Thread: autovacuum

autovacuum

From
Robert Fitzpatrick
Date:
I have a large database used with our mail filter. The pg_dumpall
results in about 3GB with this being the only database in the system
besides templates and postgres.

I do a vacuum every night after backup and it takes about an hour, is
this normal for this size db? I also have autovacuum enabled and when it
is running during the day, our mail queues will tend to fill up with
slow response to the server. Should I have autovacuum on even if I am
vacuuming the db every night?

Let me know if you need more specifics. Just trying to get some feedback
on if my vacuum is taking too long or if both are necessary...thanks for
the help!

--
Robert


Re: autovacuum

From
Bill Moran
Date:
In response to Robert Fitzpatrick <lists@webtent.net>:

> I have a large database used with our mail filter. The pg_dumpall
> results in about 3GB with this being the only database in the system
> besides templates and postgres.
>
> I do a vacuum every night after backup and it takes about an hour, is
> this normal for this size db?

"normal" is relative.  If it's taking an hour to vacuum 3G, I would say
that either your hardware is undersized/badly configured, or you're
not vacuuming often enough.

> I also have autovacuum enabled and when it
> is running during the day, our mail queues will tend to fill up with
> slow response to the server. Should I have autovacuum on even if I am
> vacuuming the db every night?

I'm not aware of any problems with autovaccum and scheduled vacuum
working together.

That doesn't mean you're vacuuming often enough, however.  Switch your
nightly vacuum to vacuum verbose and capture the output to see how much
work it has to do.  Are your fsm settings high enough?

> Let me know if you need more specifics. Just trying to get some feedback
> on if my vacuum is taking too long or if both are necessary...thanks for
> the help!

How much RAM does the system have?  What's your shared_buffer settings?
What's your maintenance_work_mem set to?

--
Bill Moran
http://www.potentialtech.com

Re: autovacuum

From
Robert Fitzpatrick
Date:
On Thu, 2007-09-20 at 13:22 -0400, Bill Moran wrote:
> In response to Robert Fitzpatrick <lists@webtent.net>:
>
> > I have a large database used with our mail filter. The pg_dumpall
> > results in about 3GB with this being the only database in the system
> > besides templates and postgres.
> >
> > I do a vacuum every night after backup and it takes about an hour, is
> > this normal for this size db?
>
> "normal" is relative.  If it's taking an hour to vacuum 3G, I would say
> that either your hardware is undersized/badly configured, or you're
> not vacuuming often enough.

It is a dual P4 processor supermicro server with 2GB of RAM, so I will
need to go over the configuration then? I didn't think it should take so
long...

> That doesn't mean you're vacuuming often enough, however.  Switch your
> nightly vacuum to vacuum verbose and capture the output to see how much
> work it has to do.  Are your fsm settings high enough?
>
> > Let me know if you need more specifics. Just trying to get some feedback
> > on if my vacuum is taking too long or if both are necessary...thanks for
> > the help!
>
> How much RAM does the system have?  What's your shared_buffer settings?
> What's your maintenance_work_mem set to?

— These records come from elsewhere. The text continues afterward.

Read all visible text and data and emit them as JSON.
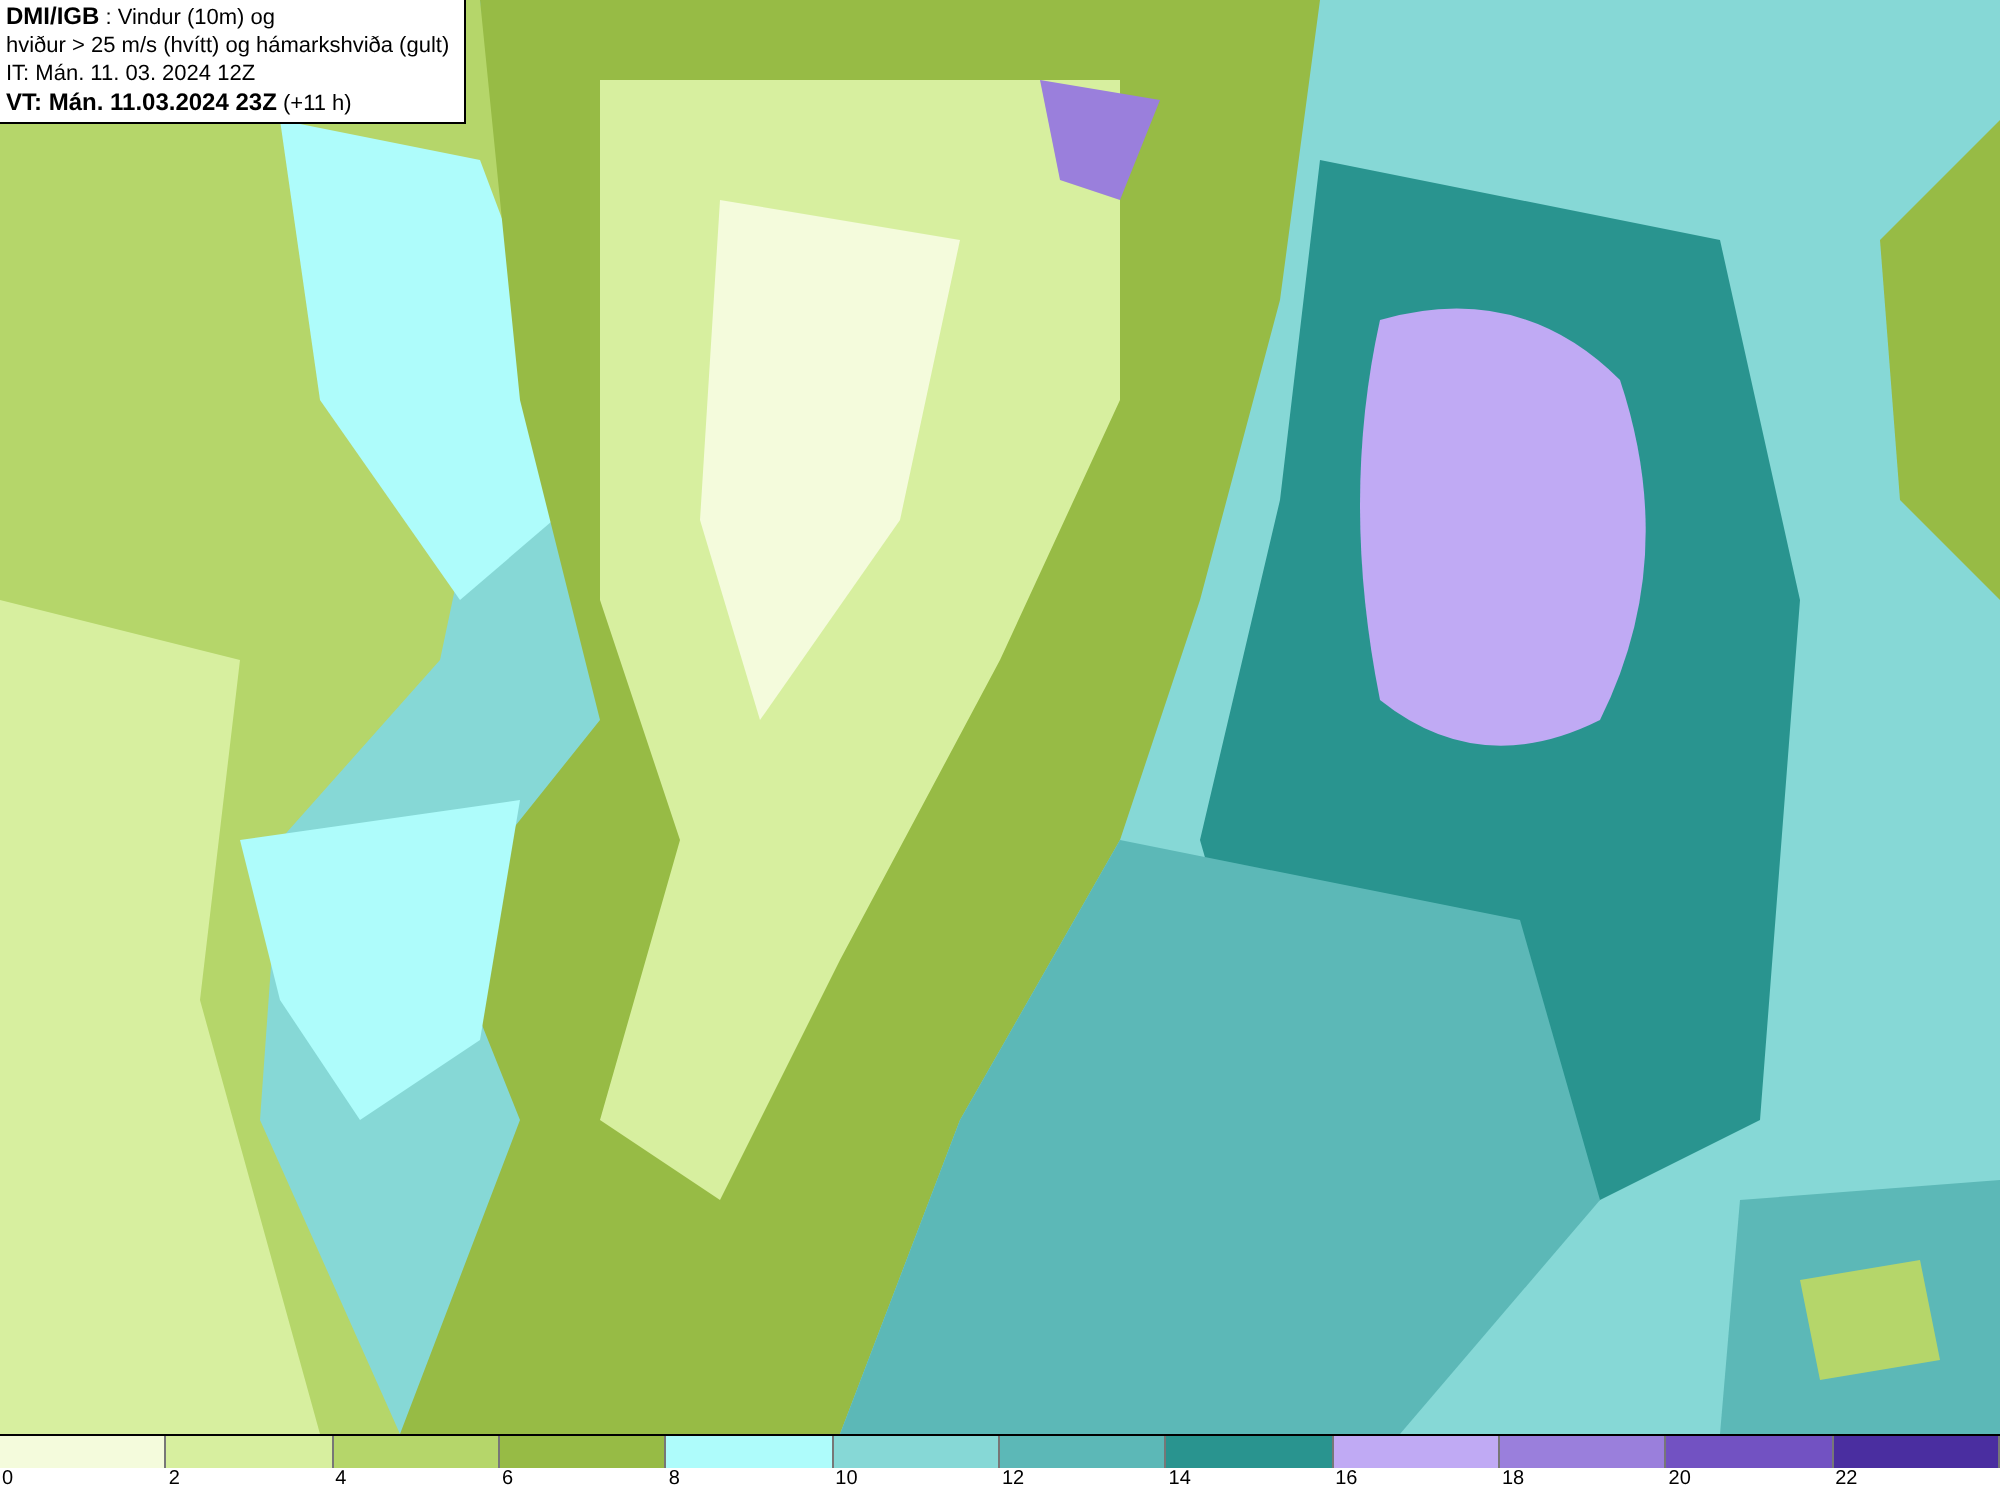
{
  "header": {
    "source": "DMI/IGB",
    "title_rest": " : Vindur (10m) og",
    "line_2": "hviður > 25 m/s (hvítt) og hámarkshviða (gult)",
    "issue_time": "IT: Mán. 11. 03. 2024 12Z",
    "valid_time": "VT: Mán. 11.03.2024 23Z",
    "lead": " (+11 h)"
  },
  "legend": [
    {
      "label": "0",
      "color": "#f4fbdc"
    },
    {
      "label": "2",
      "color": "#d7ef9f"
    },
    {
      "label": "4",
      "color": "#b5d66a"
    },
    {
      "label": "6",
      "color": "#97bb45"
    },
    {
      "label": "8",
      "color": "#aefcfb"
    },
    {
      "label": "10",
      "color": "#86d8d6"
    },
    {
      "label": "12",
      "color": "#5cb8b7"
    },
    {
      "label": "14",
      "color": "#29948f"
    },
    {
      "label": "16",
      "color": "#c0aaf4"
    },
    {
      "label": "18",
      "color": "#9a7fdc"
    },
    {
      "label": "20",
      "color": "#7252c2"
    },
    {
      "label": "22",
      "color": "#4a2ea0"
    }
  ]
}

Yes, this is the first time I've had to do any tuning to pgsql, so I
most likely need help in this area. This is 8.2.4 on a FreeBSD 6.2
server...here are those settings currently below. I also had to tweak
BSD loader.conf to allow the changes to work...

max_connections = 250
max_fsm_pages = 204800
shared_buffers = 128MB
effective_cache_size = 256MB
work_mem = 64MB
maintenance_work_mem = 256MB

mx1# cat /etc/loader.conf
kern.ipc.semmni=256
kern.ipc.semmns=512
kern.ipc.semmnu=256
mx1# cat /etc/sysctl.conf
# tuning for PostgreSQL
kern.ipc.shm_use_phys=1
kern.ipc.shmmax=1073741824
kern.ipc.shmall=262144
kern.ipc.semmsl=512
kern.ipc.semmap=256

If I don't have it listed above, then it is default settings for
anything else.

Thanks for the help!

>
--
Robert


Re: autovacuum

From
Bill Moran
Date:
In response to Robert Fitzpatrick <lists@webtent.net>:

> On Thu, 2007-09-20 at 13:22 -0400, Bill Moran wrote:
> > That doesn't mean you're vacuuming often enough, however.  Switch your
> > nightly vacuum to vacuum verbose and capture the output to see how much
> > work it has to do.  Are your fsm settings high enough?

<snip>

> INFO:  free space map contains 30078 pages in 41 relations
> DETAIL:  A total of 30304 page slots are in use (including overhead).
> 30304 page slots are required to track all free space.
> Current limits are:  204800 page slots, 1000 relations, using 1265 kB.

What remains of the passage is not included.